JDK Version and Repositories

Issue #112 new
Harald Brabenetz created an issue

Hi,

I was forced to ignore a lot of dependencies in my Project: https://www.versioneye.com/user/projects/55e50d658c0f62001b000180

I had two problems:

  1. The JDK Version: Many Dependencies cannot be updated because they are build with a newer JDK. => A Select-Box "Maximum allowed JDK" would be nice.
  2. The Repository: I'm only interested in library Versions which are available in Maven central Repo. e.g.: https://www.versioneye.com/java/org.apache.maven.plugins:maven-release-plugin or: https://www.versioneye.com/java/javax.servlet:servlet-api => A Whitelist of allowed Repositories would be nice.

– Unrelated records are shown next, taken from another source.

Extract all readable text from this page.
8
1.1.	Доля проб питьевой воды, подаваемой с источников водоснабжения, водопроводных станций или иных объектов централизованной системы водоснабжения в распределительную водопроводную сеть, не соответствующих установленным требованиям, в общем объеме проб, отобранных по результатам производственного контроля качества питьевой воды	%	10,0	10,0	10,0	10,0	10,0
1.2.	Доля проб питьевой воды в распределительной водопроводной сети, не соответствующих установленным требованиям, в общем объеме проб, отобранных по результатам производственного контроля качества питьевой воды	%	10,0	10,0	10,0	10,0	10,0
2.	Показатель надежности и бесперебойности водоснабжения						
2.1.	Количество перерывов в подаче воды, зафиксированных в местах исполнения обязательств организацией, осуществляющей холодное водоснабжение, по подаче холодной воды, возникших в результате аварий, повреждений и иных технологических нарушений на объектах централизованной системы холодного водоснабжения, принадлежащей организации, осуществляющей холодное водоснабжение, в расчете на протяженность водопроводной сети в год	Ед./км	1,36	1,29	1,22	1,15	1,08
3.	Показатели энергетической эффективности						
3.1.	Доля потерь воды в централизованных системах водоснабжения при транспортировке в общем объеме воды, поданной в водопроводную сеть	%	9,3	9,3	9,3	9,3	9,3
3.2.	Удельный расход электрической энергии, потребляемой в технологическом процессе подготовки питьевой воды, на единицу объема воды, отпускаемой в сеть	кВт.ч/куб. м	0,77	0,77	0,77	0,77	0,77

Is there something similar planned? Or even exists already?

with friendly regards,

Harald

Comments (6)

  1. Robert Reiz

    Hi @brabenetz. Many Thanks for your feedback.

    1. Interesting Problem with the JDK version. Didn't though on that one, but that's really an issue. Currently VersionEye doesn't know which dependency is compiled/compatible with which JDK. If the information is available in the pom.xml files we could parse it and build a filter. I will take a deeper look to the pom xml structure and check if that is possible.

    2. That feature doesn't exist yet and you are the first one asking for that. It's not hard to implement. But I have to think about it, if and how to integrate it into the UI, because if I would impl. ALL feature requests the UI would be already much more cluttered. That could also be a feature available via the VersionEye API and configurable in the VersionEye Maven Plugin, SBT Plugin, Gradle Plugin and so on. What do you think?

  2. Harald Brabenetz reporter

    Thanks,

    1. parsing the pom could be difficult but possible.

    2. I wonder, because an OpenSource-Library which is deployed to the maven central should not depend on other repositories. I think the only reason because this is not a big problem now, is: there are only few dependencies which are deployed with a newer version into a third party repository.

      The few Examples from my Project are definitely wrong:

      So at the end I have only one problem with "maven-release-plugin" which seams to be a hack deployed by Adobe. Sure, it makes only sense to implement a Repository-Whitelist-Feature if more people needs it.

      It's really not important for me (because, now I have only one dependency which is effected).